After a couple hours at Tu Doc’s place, I figured I was good on tombs, even though there are a few others scattered around the countryside. I headed back into town for a hair cut, long overdue. The chick who cut my hair also gave me a straight razor shave, which I was none-too-comfortable with when the blade was on my jugular. Afterward, in a classic Vietnam move, this seemingly sweet lady attempted to charge me $15. The price was listed on the wall of course, 70,000 dong ($3.50). I didn’t have anything smaller on me than a 100,000 note and I knew I wouldn’t get change, which meant I had to argue with her for ten minutes for the right to be overcharged by a little bit rather than a lot. This is the number one complaint I here amongst fellow tourists here. Most locals I’ve met here have been fantastic people, but there is rampant dishonesty and grey-area theft like this all over the place. I’ve been short-changed, overcharged, lied to, or just plain old stolen from more times in my two weeks and counting in Vietnam than I was in the four months prior in six other countries combined.

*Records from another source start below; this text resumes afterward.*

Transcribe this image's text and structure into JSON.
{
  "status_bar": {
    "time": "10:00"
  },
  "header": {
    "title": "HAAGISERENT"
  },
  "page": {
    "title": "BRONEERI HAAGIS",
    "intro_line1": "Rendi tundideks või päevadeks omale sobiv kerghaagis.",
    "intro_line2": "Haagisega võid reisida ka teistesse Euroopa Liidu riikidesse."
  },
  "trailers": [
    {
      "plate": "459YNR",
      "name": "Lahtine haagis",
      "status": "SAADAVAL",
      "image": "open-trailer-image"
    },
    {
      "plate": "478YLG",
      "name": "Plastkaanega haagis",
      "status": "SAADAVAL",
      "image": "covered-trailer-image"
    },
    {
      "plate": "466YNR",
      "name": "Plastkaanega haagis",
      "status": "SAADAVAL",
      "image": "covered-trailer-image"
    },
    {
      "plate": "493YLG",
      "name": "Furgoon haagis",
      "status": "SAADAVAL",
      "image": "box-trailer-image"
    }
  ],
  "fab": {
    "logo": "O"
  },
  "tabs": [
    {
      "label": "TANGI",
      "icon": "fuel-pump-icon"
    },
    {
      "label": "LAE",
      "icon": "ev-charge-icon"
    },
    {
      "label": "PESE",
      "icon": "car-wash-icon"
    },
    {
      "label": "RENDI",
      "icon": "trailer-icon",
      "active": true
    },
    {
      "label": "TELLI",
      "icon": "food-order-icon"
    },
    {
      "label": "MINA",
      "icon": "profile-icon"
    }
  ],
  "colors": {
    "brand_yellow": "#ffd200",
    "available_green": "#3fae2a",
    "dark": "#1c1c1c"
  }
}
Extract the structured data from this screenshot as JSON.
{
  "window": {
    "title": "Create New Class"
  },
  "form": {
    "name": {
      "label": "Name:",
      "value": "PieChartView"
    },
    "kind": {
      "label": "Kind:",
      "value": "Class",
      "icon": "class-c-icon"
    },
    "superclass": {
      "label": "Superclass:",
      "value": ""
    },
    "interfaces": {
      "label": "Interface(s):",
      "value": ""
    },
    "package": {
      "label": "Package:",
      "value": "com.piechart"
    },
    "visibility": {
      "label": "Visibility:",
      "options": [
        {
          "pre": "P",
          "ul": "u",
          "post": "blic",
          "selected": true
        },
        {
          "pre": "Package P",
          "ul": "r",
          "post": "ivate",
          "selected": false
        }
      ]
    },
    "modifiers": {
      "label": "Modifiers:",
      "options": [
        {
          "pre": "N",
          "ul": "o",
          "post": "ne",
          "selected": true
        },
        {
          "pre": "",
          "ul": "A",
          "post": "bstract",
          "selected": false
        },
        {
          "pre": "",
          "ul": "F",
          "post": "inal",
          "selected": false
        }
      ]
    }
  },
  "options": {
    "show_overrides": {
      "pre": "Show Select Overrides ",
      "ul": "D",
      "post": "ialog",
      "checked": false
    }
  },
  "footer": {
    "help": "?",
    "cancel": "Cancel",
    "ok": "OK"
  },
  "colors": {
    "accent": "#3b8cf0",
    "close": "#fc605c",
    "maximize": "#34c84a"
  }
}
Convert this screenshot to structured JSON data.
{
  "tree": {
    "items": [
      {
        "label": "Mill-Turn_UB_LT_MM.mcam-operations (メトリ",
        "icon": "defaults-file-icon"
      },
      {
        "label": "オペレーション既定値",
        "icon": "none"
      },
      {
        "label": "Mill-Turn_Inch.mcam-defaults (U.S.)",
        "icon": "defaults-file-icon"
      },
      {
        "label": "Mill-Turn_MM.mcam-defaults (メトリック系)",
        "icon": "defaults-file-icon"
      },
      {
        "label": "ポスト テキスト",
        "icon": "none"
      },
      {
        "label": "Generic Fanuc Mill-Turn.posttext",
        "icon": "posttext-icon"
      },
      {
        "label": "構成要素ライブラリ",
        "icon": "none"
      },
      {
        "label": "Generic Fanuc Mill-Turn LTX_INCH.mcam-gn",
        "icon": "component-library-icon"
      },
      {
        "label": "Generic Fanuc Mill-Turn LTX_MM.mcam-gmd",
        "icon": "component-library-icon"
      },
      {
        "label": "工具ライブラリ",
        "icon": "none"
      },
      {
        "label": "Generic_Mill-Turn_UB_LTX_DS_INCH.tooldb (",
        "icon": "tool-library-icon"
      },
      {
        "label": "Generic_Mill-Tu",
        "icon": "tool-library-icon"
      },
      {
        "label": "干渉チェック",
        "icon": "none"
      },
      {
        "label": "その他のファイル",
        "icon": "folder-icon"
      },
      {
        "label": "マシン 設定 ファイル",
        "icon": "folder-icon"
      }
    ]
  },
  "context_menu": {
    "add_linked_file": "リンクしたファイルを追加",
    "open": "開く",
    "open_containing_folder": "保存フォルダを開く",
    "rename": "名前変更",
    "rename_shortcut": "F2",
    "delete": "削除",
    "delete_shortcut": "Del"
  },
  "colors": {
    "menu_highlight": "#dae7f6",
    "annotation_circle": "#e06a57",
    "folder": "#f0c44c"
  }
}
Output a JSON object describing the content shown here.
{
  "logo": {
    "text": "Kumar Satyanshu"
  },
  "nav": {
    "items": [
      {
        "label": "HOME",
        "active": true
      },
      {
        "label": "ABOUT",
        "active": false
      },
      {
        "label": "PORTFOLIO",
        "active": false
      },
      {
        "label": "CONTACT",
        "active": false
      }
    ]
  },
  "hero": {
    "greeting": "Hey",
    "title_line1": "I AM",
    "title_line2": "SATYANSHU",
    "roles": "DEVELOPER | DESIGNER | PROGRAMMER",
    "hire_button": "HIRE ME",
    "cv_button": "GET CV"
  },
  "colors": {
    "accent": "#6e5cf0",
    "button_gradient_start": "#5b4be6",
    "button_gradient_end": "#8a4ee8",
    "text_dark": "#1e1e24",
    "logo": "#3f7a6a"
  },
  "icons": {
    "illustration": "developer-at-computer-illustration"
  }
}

I suppose I should be fair and praise the Gem Cafe in Hue for being honest and hassle free. They sell water and bottled juices and whatnot for supermarket prices, and it only cost me $3 to rent a motorbike from them.
Anyway, on to the pics!
Behold, the Vietnamese ajuma. Only in Vietnam, this uniform isn’t restricted to middle aged ladies, young women do this too. When the sun is out, Vietnamese women cover up head to toe, and even wear hoods, masks, and huge sunglasses. Most of these jackets are specially designed so that the top half of the cuffs are longer than the bottom to keep these women’s hands covered. If not, they just where gloves. Is it modesty? Nope, total vanity. Korean women and Thai women fear the sun because they want to be as pale as possible, but Vietnamese put them to shame, wearing hoods and masks and gloves when it’s 5,000 degrees outside.
I really wanted to do a DMZ tour, but it sounded kinda awful – it starts at the crack of dawn, it takes 14 hours, and the vast majority of time is spent in the bus traveling the long distances between sights. Thus, the DMZ bar was about the closest I got. I suppose I did cross the former border on my night train from Hue to Ninh Binh.